THE chances of Boston people being hit by flood could be set for a dramatic reduction, thanks to a pilot scheme which aims to detect risk well in advance.
Boston’s has been selected as an area of particular interest in a scheme called UrbanFlood, which uses state-of-the-art technology to track changes and discover irregularities which could increase the flood risk.
The project began in Boston last spring, with sensors being installed along the riverbank between St Botolph’s Bridge and Sluice Bridge in the town centre to collect data and investigate the effectiveness of the system in investigating anomalies leading to flood.
A spokesman for the project said: “Even with considerable investment in flood defences, flooding is a real risk.
“While we cannot stop it, we can minimise the damage which occurs.”
At the launch of the Boston project, which took place at the Black Sluice Lock Cottages on Friday, Jonathan Simm, technical director at HR Wallingford, which is a partner in the project, said the town was chosen for analysis because of its high flood risk and the historic instability of some of its banks, including the embankment chosen for analysis.
Agencies, including the Environment Agency (EA), which is spearheading plans for the Boston Barrier project, are hoping that UrbanFlood project will be able to continue once the barrier is in place, provided it receives Government backing.

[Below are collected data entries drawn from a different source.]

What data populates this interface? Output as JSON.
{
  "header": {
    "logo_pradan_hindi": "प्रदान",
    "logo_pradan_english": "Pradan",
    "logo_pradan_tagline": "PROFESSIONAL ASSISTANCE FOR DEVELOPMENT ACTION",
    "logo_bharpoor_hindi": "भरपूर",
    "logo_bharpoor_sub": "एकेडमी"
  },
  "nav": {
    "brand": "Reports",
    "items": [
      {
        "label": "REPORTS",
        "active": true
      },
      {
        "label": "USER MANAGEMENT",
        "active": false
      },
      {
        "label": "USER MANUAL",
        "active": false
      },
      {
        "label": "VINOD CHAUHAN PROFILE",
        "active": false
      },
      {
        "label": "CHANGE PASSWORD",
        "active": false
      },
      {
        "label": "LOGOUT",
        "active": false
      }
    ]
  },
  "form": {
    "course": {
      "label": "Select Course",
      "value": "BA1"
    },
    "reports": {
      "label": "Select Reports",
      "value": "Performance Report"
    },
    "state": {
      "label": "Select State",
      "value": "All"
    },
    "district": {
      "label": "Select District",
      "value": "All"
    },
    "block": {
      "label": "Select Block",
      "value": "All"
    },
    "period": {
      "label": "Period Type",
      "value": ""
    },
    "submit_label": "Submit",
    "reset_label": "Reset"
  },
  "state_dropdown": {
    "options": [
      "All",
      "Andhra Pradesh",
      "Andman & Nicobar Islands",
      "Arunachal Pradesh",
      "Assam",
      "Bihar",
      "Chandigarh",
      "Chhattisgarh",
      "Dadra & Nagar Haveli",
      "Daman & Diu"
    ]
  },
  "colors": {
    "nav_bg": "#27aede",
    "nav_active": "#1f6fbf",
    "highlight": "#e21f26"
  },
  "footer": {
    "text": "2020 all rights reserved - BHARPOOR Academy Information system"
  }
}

Mark Robinson, coastal advisor for the EA, said at the launch that it would give more accurate information to support the usage of the barrier, which is currently planned to be in operation for around six months of the year.
He added: “At the moment we use visual observation and base all our long-term observations on that.
“There is support for the barrier to extend beyond the summer period.”
The barrier team is currently working on an application to the Government, which is due to be submitted next spring. It is hoped the barrier will be in place by spring 2018.
Once in place it will be used to control the water level to hold back tidal surges which can lead to flooding. It will also enable boats to use the river and create a more attractive riverside scene, according to project manager Nic Rowlinson.
Nic added: “This project (UrbanFlood) is very relevant for Boston.”